We hear a lot about Geno when it comes to UConn basketball but we don't hear a lot about the supporting cast. What can you tell me about Chris Dailey, who started out as Geno's assistant coach at UConn over 30 years ago and now is his associate head coach?
When you think of Coach and C. D., you think of Batman and Robin. They are each other's counterparts. He would not be in the position that he is in without her and she would not be in the position that she is in without him. They do a great job of balancing between being hard on someone, pushing a player, and then realizing when they need to talk with someone about off-the-court stuff. I appreciated them both when I was at UConn because they were in my corner and pushed me beyond where I thought I could be pushed. I can't ask for anything better than that and I can't thank them enough.
Now you find yourself with the Seattle Storm in the WNBA. You probably couldn't have moved much farther across the country than from Connecticut to Washington. Are you enjoying the city?
Seattle is a great city. I had never been here before, so I really didn't know what to expect at first.

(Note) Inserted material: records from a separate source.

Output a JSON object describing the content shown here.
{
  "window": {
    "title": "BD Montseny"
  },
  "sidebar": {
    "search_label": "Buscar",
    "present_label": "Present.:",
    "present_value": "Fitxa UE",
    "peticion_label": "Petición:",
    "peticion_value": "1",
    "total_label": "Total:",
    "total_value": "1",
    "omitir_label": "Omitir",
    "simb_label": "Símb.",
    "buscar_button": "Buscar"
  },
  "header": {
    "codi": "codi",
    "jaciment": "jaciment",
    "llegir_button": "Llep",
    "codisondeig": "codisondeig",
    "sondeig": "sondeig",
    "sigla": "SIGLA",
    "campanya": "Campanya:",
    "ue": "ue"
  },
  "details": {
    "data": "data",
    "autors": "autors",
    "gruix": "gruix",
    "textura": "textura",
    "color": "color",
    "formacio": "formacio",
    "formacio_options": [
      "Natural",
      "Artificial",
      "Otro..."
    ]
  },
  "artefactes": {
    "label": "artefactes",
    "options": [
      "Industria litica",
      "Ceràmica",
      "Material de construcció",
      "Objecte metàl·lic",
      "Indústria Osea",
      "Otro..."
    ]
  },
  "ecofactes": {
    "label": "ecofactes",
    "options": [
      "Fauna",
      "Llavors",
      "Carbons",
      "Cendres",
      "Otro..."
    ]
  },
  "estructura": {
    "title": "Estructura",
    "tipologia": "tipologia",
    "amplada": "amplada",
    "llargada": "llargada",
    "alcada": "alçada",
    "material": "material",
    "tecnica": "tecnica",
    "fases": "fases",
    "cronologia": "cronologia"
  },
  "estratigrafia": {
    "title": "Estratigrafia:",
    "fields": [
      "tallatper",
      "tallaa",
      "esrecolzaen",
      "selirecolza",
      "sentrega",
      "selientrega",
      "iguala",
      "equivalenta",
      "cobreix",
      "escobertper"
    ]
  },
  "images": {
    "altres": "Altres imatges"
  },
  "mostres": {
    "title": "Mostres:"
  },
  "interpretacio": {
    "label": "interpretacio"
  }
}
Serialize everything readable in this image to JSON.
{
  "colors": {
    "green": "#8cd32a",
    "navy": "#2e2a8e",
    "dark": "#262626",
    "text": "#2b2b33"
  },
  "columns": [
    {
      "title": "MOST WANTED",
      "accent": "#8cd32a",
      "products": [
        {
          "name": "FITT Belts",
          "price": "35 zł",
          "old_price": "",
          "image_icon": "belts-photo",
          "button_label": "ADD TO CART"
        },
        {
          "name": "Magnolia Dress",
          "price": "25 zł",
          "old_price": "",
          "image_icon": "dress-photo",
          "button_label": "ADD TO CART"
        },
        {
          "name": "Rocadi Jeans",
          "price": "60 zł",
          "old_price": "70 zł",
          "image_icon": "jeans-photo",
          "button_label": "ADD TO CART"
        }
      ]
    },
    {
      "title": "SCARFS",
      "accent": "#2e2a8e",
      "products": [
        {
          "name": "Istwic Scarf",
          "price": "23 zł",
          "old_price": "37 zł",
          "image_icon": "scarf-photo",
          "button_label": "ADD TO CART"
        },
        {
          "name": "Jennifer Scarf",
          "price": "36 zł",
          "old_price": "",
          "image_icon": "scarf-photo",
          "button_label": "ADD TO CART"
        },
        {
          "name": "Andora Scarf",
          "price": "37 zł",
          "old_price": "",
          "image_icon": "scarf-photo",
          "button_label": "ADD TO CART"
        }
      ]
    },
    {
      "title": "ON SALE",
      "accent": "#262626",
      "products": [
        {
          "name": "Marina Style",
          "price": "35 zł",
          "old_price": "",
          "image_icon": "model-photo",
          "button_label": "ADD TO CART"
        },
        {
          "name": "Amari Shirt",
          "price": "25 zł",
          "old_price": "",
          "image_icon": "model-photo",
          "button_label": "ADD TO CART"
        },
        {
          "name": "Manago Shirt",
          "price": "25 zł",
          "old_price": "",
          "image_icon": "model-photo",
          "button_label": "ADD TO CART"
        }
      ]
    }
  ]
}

It has been great to me so far and I am looking forward to continuing to be here.
What has it been like to make the transition from the greatest collegiate basketball program in the country to the WNBA?
There are definitely some differences. I think by playing at UConn, you have a head start. The whole reason you go to UConn is to become a great player and to get prepared for the next level, but there are still some things that you can't adjust to until they happen. The intensity at which the game is played is different. It is much quicker and, on every single team, every player from one to 12 is really great. That's not always the case in college.
I know the travel is different from college to the WNBA. I called games for the L.A. Sparks for sixteen years, so I know what there aren't any charter flights after WNBA games and there are a lot of very early morning wake-up calls so you can get to the airport and fly commercial to the next city for a game that night. Has that been an adjustment for you?
It definitely has. I've flown commercial before, but we had a road trip this season, in which we played four games in eight days in four different cities. That takes some adjusting, but you just try to recover your body as best as possible.
I would imagine it is also difficult getting used to the fact that, in the first month of your first WNBA season, the Seattle Storm had already posted more losses (six) than you had in your entire four-year career at UConn (five).
Wins and losses are part of the game. That's what happens. We are trying to do something here in Seattle and it is not going to come easy. Nothing comes easy. As long as we get better and keep making strides, I think we will be happy. Obviously, we want the wins and they are going to come. I just want to become the best player that I can be. Winning games and winning championships are definitely on my list. I want to reach my fullest potential and whatever happens with that, happens.